Ukraine can’t afford to let untrained soldiers jeopardize Western support, and it wants to highlight that it takes the issue seriously. The moral high road is as much an asset in this fight as any weapon system. Ukraine has worked to codify the laws of war into the Ukrainian criminal code, to bring the country in line with the generally accepted norms of international humanitarian law, according to Rachevskiy. “It’s the sign of a European, modern democratic army,” he said.
When I look back, the prisoner is still on his knees: He’s talking. He appears alive and unharmed. I don’t see anyone pointing a weapon at him. What did I hear? An accidental discharge? A celebratory gunshot? A mock execution? There is no way to know.
“Can we stop? Can I talk to him?”
Mace doesn’t look back, he makes the turn and accelerates. It’s hardly the first time the paratrooper has seen a Russian prisoner. “If he hears you speaking English, then he’ll spread tales of American puppet masters in these woods,” he says.
Besides, Mace explains, he doesn’t know who those soldiers are. They aren’t in his unit.
The last I see of the Russian, he is alive and on his knees, being interrogated in the field.
When “Sasha” gets in the car, he says he just doesn’t want to talk about anything. Sasha has been waiting outside the one grocery store in Kramatorsk that is still functioning: Its parking lot has become a local hot spot for soldiers to meet up for rides to and from the front. He tosses his bags in the back and squeezes into the rear seat of the Chinese-made sedan that will ferry me back to my own vehicle.
The big brooding soldier is unshaven, his fatigues filthy from combat, except for a field hat that is clearly brand new. The local driver who has been shuttling me around has agreed to bring the soldier to Dnipro: He has leave papers and is trying to get home to Mykolaiv, so that’ll take him about halfway. The fuel shortage is critical in eastern Ukraine for non-military traffic, so filling a civilian car with strangers headed roughly the same direction has become a common practice: There are Telegram channels where people offer and seek rides to and from every city.
Less than 30 minutes into the drive, Sasha opens up suddenly and unexpectedly. What he reveals is chilling, and indicative of how bad things have gotten in Donbas.

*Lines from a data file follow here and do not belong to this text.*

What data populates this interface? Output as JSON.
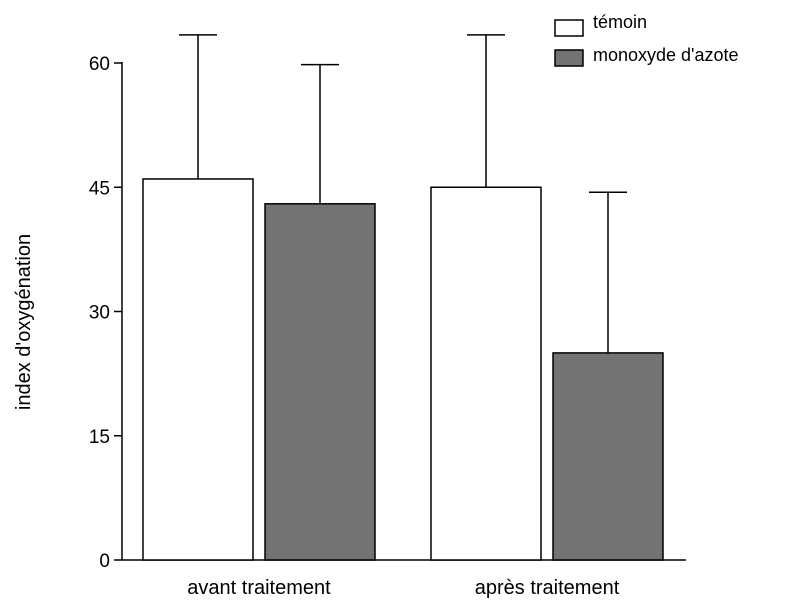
{
  "chart_data": {
    "type": "bar",
    "title": "",
    "xlabel": "",
    "ylabel": "index d'oxygénation",
    "categories": [
      "avant traitement",
      "après traitement"
    ],
    "yticks": [
      0,
      15,
      30,
      45,
      60
    ],
    "ylim": [
      0,
      60
    ],
    "grid": false,
    "legend_position": "top-right",
    "series": [
      {
        "name": "témoin",
        "color": "#ffffff",
        "values": [
          46,
          45
        ],
        "error_upper": [
          63.4,
          63.4
        ]
      },
      {
        "name": "monoxyde d'azote",
        "color": "#737373",
        "values": [
          43,
          25
        ],
        "error_upper": [
          59.8,
          44.4
        ]
      }
    ]
  }
}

“I nearly beat to death one of the men in my unit,” he confides. “We were in trenches on the front lines. He was using his cellphone.”
Sasha breathes heavily.
“The Russians tracked his signal and located our position. He called his mom for 15 minutes, then his wife for 15 minutes … and then his girlfriend for almost two hours. They bombarded us all night. That’s why I beat him.”
Later, he tells us more about the front.
“We lost six men on our first patrol,” he says. “Six out of 10. They were all my friends.”
He breaks down and begins to cry.
Sasha eventually admits that he has been given leave to go to a hospital to seek therapy, for what soldiers a century ago would have called shell shock and what we now call PTSD. He has been given 10 days to recover from his battlefield trauma and return to his unit.
When we have a chance to talk alone, he shows me videos of his wedding in October. He tells me he is scared to talk to his family about his experiences. Sasha doesn’t want to return to combat. All he can think about are the soldiers who were killed on his first patrol.
“Those six men were my friends, they were my brothers, and I love them very much,” he says. “I can’t just leave them behind. I will always carry them with me.”
He looks down, overcome with emotion.
“What is in my heart is that I never wish to see Donbas again in the future. Nothing you do there makes any difference.”